Open hhoughgg opened 2 years ago
Hello @hhoughgg, thanks for starting this conversation!
Would this code snippet be helpful to highlight how to write struct values to a parquet buffer?
rows := []ParquetTestSchemaObj{
...
}
buffer := parquet.NewGenericBuffer[ParquetTestSchemaObj]()
buffer.Write(rows)
Edit: Are you suggesting to use multiple buffers? Perhaps I can just pull the columns out of each one and concat them into a final buffer? The struct type is build with reflection so in my case I won't have the actual type for generics.
Ah sorry I think my explanation was poor. I have some structs I want to write as parquet group type (multiple columns) along with other columns that are just for example int64 etc. I have some custom types that can be written directly and others that cannot such as MyCustomColumn3.
The below columns would all end up as one parquet file
MyCustomColumn1 []int64 MyCustomColumn2 []string MyCustomColumn3 []struct{ A string B int }
I would have a parquet column buffer after schemaOf of 4 columns but I only have three columns in this case. Is there some existing function to convert MyCustomColumn3 into the two columns I need to write? My assumption was that the row/struct writer has some deconstruction columns that will convert []struct to multiple columns.

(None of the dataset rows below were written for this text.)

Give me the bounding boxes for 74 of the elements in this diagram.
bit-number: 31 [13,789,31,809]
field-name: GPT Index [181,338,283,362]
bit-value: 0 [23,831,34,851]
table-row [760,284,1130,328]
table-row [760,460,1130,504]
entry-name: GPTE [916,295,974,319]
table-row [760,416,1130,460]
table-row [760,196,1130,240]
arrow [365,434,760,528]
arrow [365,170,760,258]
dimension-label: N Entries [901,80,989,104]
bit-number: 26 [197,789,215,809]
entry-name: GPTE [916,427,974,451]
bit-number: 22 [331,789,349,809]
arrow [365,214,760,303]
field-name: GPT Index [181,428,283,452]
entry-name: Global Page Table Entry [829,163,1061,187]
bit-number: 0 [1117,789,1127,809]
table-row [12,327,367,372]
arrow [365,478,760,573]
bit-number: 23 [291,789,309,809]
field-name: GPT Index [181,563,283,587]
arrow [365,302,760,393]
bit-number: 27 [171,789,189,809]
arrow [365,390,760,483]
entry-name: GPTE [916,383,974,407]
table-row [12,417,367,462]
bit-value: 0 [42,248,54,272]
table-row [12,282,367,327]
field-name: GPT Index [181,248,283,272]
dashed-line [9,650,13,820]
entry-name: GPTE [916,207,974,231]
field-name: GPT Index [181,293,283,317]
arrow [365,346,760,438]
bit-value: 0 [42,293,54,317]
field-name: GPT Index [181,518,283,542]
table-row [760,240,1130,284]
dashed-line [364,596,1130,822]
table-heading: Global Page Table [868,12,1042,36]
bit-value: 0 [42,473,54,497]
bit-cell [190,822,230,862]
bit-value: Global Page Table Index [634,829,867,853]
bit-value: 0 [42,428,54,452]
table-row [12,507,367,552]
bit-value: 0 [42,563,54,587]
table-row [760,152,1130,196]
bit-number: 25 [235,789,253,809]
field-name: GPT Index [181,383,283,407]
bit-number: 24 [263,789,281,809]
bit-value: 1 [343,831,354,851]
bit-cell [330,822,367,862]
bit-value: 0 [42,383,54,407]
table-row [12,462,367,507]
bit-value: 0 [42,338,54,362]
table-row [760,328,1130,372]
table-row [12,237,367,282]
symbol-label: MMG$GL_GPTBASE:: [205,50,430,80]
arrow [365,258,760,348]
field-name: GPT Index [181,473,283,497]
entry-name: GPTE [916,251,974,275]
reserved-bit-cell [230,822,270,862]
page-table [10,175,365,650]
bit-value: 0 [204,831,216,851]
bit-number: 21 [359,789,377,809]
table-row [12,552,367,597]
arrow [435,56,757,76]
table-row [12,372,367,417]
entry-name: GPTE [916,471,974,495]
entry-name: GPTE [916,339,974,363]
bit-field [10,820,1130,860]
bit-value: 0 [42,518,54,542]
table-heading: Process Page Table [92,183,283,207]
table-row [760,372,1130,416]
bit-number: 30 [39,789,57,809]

I am trying to write parquet files column by column. I was before writing row by row using structs. For situations where there are nested structs I saw that the row write will run the deconstruct function to get []parquet.Value to build the nested rows. These functions all look to be private unless I am missing something? Right now my data looks like []Struct{} or [][]Struct for the column.
Does it make sense to have some of these public as in my use case I will have to convert to structs manually anyway since the data is like that already. It would be easier to just look for situations where the column is a struct and then convert to [][]Parquet.Value or something similar and write each one. Obviously the performance benefit is lost but seems ok when its only 1 column of say 20. Hopefully I am not misunderstanding how this works!